Presented by Laura Chiticariu and Alan Akbik

Thursday, November 17, 2016
11:00 a.m.
ICSI Lecture Hall

Abstract:

Information extraction (IE), the task of extracting structured information from unstructured or semi-structured data, is increasingly important to a wide array of enterprise applications, ranging from Business Intelligence to Data-as-a-Service.

In the first part of the talk, we give an overview of SystemT, a declarative IE system designed and developed to address the requirements driven by modern applications: scalability, expressivity, and transparency. SystemT is based on the basic principle underlying relational database technology: complete separation of specification from execution. SystemT uses a declarative language for expressing NLP algorithms called AQL, and an optimizer that generates high-performance algebraic execution plans for AQL rules. It makes IE orders of magnitude more scalable and easy  to use, maintain and customize. Today, SystemT ships with multiple products across 4 IBM Software Brands and it being taught in universities. Our ongoing research and development efforts focus on making SystemT more usable for both technical and business users, and continuing enhancing its core functionalities based on natural language processing, machine learning, and  database technology.

In the second part of the talk we present POLYGLOT, a multilingual semantic role labeling system capable of semantically parsing sentences in 9 different languages from 4 different language groups. The key feature of the system is that it treats the semantic labels of the English Proposition Bank as “universal semantic labels”: Given a sentence in any of the supported languages, POLYGLOT will predict appropriate English PropBank frame and role annotation. We illustrate how these universal semantic labels can be used within SystemT to create information extractors that immediately work across different languages. In addition, we illustrate how we automatically generate Proposition Banks for new languages in order to enable multilingual SRL and discuss some challenges of crosslingual semantics.

Speaker Bios:

Laura Chiticariu is a Research Staff Member in the Scalable Natural Language Processing group at IBM Research-Almaden. Her primary research is in Database Systems and Natural Language Processing. Laura joined IBM Research after obtaining her Ph.D. in Computer Science from University of California, Santa Cruz in 2008. Her current work focuses on building development support for information extraction systems, utilizing a range of techniques including data provenance, information integration and machine learning.

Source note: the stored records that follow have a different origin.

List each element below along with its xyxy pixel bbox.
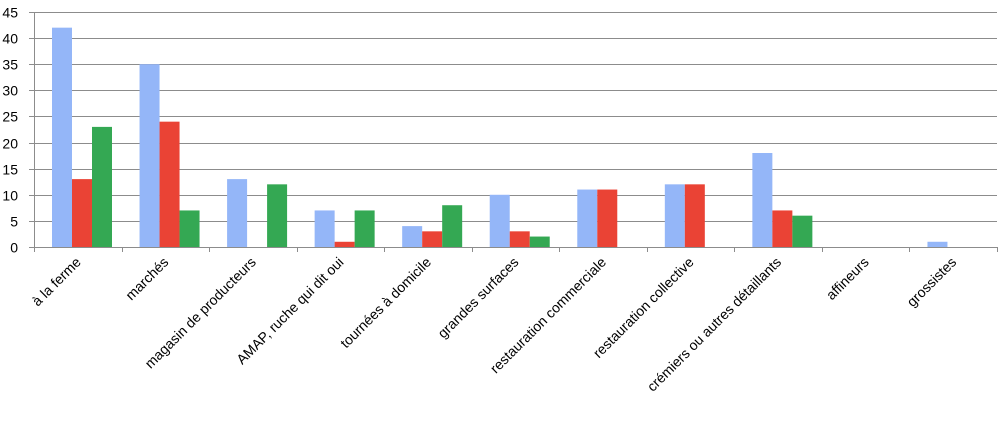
- bar-series-1-4: [402, 226, 423, 247]
- y-tick-label: 5: [10, 214, 18, 230]
- bar-series-3-4: [442, 205, 463, 247]
- bar-series-3-0: [92, 126, 112, 247]
- y-tick-label: 40: [2, 31, 18, 47]
- bar-series-2-3: [334, 241, 355, 247]
- bar-series-1-2: [227, 179, 248, 247]
- bar-series-2-7: [684, 184, 705, 247]
- x-category-label: marchés: [122, 254, 171, 303]
- bar-series-1-3: [314, 210, 335, 247]
- bar-series-1-7: [664, 184, 685, 247]
- bar-series-3-3: [354, 210, 375, 247]
- bar-series-1-10: [927, 241, 948, 247]
- y-tick-label: 30: [2, 83, 18, 99]
- bar-series-2-5: [509, 231, 530, 247]
- x-category-label: tournées à domicile: [337, 254, 434, 351]
- bar-series-2-6: [597, 189, 618, 247]
- bar-series-1-0: [52, 27, 72, 247]
- x-category-label: affineurs: [823, 254, 872, 303]
- y-tick-label: 45: [2, 5, 18, 21]
- x-category-label: grossistes: [903, 254, 959, 310]
- bar-series-2-4: [422, 231, 443, 247]
- bar-series-3-2: [267, 184, 288, 247]
- x-category-label: grandes surfaces: [434, 254, 521, 341]
- bar-series-1-1: [139, 64, 160, 247]
- bar-series-2-0: [72, 179, 92, 247]
- bar-series-1-6: [577, 189, 598, 247]
- y-tick-label: 0: [10, 240, 18, 256]
- y-tick-label: 25: [2, 109, 18, 125]
- y-tick-label: 35: [2, 57, 18, 73]
- y-tick-label: 15: [2, 162, 18, 178]
- gridlines: [34, 12, 997, 222]
- x-category-label: à la ferme: [29, 254, 84, 309]
- y-tick-label: 20: [2, 136, 18, 152]
- bar-series-1-8: [752, 153, 773, 247]
- bar-series-2-8: [772, 210, 793, 247]
- bars: [52, 27, 948, 247]
- axes: [29, 12, 998, 252]
- bar-series-3-1: [179, 210, 200, 247]
- y-tick-labels: 0 5 10 15 20 25 30 35 40 45: [2, 5, 18, 256]
- bar-series-3-8: [792, 215, 813, 247]
- y-tick-label: 10: [2, 188, 18, 204]
- bar-series-3-5: [529, 236, 550, 247]
- bar-series-1-5: [489, 194, 510, 247]
- bar-series-2-1: [159, 121, 180, 247]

Alan Akbik is a postdoctoral researcher in the Scalable Natural Language Processing group at IBM Research-Almaden. He joined IBM Research earlier this year, after obtaining his Ph.D. in Computer Science from the Berlin Institute of Technology. His current research focuses on "universal" Semantic Role Labeling, i.e. enabling the shallow semantic parsing of textual data from many different languages into a shared, language-independent representation of semantics. He pursues this research in order to enable text analytics on multilingual data, for applications ranging from Information Extraction to Question Answering.